Firebase tutorial icon

Firebase is a Google product.

Use the start-up package for free and only start paying once you’ve expanded beyond the free package limits. You can check out the pricing here

Here’s a quick summary of our tutorial app

Firebase Realtime Database tutorial app screenshot

The tutorial app displays a list of friends contact details that are saved in the cloud using Firebase

Our tutorial app uses Firebase to save a number of friend’s names and telephone numbers in a Firebase Realtime Database.

The data is displayed in a list view. We also include a number of buttons which enable the user to:

  • Load our dummy data
  • Add details
  • Replace details
  • Update details
  • Find details
  • Delete details

The data is saved in the cloud and synced with all connected devices.

We also choose to persist the data on the device so that we can also access the data offline, to view, add, edit or delete names and telephone numbers. The data will be synced with the cloud database once the connection is resumed.

I don’t want to set the world on fire: So what’s a Firebase Realtime Database?

Yes, there’s a song with that title, why not check it out? I don’t want to set the world on fire by The Inkspots. However, it’s got nothing to do with the Firebase Realtime Database!

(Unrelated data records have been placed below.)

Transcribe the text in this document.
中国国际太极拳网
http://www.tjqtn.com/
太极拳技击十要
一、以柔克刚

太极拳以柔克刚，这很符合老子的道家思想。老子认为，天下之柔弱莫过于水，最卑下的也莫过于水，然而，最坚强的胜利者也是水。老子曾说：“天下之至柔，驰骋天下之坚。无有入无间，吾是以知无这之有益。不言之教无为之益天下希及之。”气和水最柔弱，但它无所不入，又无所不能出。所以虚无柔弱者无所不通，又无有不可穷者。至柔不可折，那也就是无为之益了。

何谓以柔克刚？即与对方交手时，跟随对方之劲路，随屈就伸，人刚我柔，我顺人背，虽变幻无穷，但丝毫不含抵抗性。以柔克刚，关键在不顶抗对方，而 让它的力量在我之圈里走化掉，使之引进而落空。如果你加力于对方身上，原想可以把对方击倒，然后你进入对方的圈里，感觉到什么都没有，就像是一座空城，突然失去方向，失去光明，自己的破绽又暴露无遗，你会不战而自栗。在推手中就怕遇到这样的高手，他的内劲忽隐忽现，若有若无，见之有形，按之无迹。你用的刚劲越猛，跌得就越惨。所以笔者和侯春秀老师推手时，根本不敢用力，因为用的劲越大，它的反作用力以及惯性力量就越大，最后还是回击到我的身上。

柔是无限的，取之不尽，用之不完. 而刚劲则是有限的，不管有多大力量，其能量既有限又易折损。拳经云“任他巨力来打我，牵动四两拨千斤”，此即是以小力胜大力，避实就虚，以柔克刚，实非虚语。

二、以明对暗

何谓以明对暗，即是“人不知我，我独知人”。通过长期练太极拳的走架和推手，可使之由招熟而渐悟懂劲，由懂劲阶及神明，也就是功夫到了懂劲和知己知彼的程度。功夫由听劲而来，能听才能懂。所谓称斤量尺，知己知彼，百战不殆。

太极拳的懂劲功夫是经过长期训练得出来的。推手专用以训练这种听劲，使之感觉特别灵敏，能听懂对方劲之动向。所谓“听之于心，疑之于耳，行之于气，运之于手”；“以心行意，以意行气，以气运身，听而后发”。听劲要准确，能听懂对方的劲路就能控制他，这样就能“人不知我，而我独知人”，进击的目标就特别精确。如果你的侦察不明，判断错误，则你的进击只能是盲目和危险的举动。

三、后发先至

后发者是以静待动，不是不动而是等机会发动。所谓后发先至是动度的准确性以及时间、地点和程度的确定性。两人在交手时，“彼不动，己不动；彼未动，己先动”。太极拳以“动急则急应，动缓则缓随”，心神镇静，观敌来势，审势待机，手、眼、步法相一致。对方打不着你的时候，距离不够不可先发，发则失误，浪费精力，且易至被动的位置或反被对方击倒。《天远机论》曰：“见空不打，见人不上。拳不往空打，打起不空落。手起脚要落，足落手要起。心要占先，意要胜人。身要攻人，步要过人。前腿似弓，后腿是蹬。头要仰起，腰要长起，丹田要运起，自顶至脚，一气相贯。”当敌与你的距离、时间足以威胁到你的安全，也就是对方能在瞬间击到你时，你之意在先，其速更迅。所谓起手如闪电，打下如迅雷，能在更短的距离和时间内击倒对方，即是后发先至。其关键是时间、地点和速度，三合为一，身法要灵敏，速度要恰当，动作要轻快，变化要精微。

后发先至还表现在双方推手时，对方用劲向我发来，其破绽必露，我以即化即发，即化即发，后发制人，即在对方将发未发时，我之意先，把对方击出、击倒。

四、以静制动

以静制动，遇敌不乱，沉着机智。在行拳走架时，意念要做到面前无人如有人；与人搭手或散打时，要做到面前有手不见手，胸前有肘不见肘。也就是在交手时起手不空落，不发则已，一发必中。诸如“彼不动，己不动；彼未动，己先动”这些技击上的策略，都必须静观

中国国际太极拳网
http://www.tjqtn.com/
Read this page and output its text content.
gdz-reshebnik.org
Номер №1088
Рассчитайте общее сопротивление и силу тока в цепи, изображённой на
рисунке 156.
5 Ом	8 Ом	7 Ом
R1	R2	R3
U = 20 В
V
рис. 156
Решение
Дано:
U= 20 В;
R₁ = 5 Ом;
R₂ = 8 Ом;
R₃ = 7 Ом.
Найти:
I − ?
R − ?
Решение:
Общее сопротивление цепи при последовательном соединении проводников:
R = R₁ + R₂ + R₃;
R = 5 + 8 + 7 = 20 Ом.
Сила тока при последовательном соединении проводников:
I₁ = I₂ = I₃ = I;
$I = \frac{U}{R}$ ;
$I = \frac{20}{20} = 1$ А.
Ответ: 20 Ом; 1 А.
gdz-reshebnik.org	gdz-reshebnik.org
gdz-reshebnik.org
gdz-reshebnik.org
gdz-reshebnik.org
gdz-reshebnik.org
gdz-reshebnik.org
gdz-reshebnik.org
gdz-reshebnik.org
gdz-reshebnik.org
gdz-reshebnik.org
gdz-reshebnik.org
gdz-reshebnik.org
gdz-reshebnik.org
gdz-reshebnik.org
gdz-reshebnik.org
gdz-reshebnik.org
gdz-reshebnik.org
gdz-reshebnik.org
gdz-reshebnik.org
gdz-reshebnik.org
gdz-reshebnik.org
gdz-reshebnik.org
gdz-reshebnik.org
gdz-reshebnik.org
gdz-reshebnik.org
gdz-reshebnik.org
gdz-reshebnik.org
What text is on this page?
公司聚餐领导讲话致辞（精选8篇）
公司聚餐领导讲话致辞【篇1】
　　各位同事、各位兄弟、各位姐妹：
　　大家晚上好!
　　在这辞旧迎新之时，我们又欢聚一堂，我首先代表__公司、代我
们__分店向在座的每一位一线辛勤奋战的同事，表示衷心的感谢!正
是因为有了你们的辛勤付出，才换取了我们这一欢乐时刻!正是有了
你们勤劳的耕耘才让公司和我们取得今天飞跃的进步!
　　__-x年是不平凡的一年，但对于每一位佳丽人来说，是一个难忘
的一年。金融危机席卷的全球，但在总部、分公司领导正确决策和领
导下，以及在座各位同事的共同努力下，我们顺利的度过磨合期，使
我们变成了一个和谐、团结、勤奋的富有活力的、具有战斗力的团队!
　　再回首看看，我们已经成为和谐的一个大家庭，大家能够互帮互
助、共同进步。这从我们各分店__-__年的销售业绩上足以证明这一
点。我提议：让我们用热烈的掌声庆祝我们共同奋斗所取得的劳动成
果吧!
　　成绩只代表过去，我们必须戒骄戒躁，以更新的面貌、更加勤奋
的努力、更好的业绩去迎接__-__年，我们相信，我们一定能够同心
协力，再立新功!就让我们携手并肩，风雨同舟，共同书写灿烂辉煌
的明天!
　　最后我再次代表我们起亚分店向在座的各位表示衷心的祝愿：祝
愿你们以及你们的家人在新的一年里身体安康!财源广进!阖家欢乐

Firebase Realtime Databases:

  • store and sync data with a NoSQL cloud database
  • use JSON to store the data

The Firebase Realtime Database is hosted in the cloud. Your data is stored as JSON and synchronized in real time to all connected clients.

The Firebase Realtime Database lets you share your database across Android, IOS and Web apps.

Firebase data is also available offline, so your app always has access to your data. The data is automatically synced once the app comes back online.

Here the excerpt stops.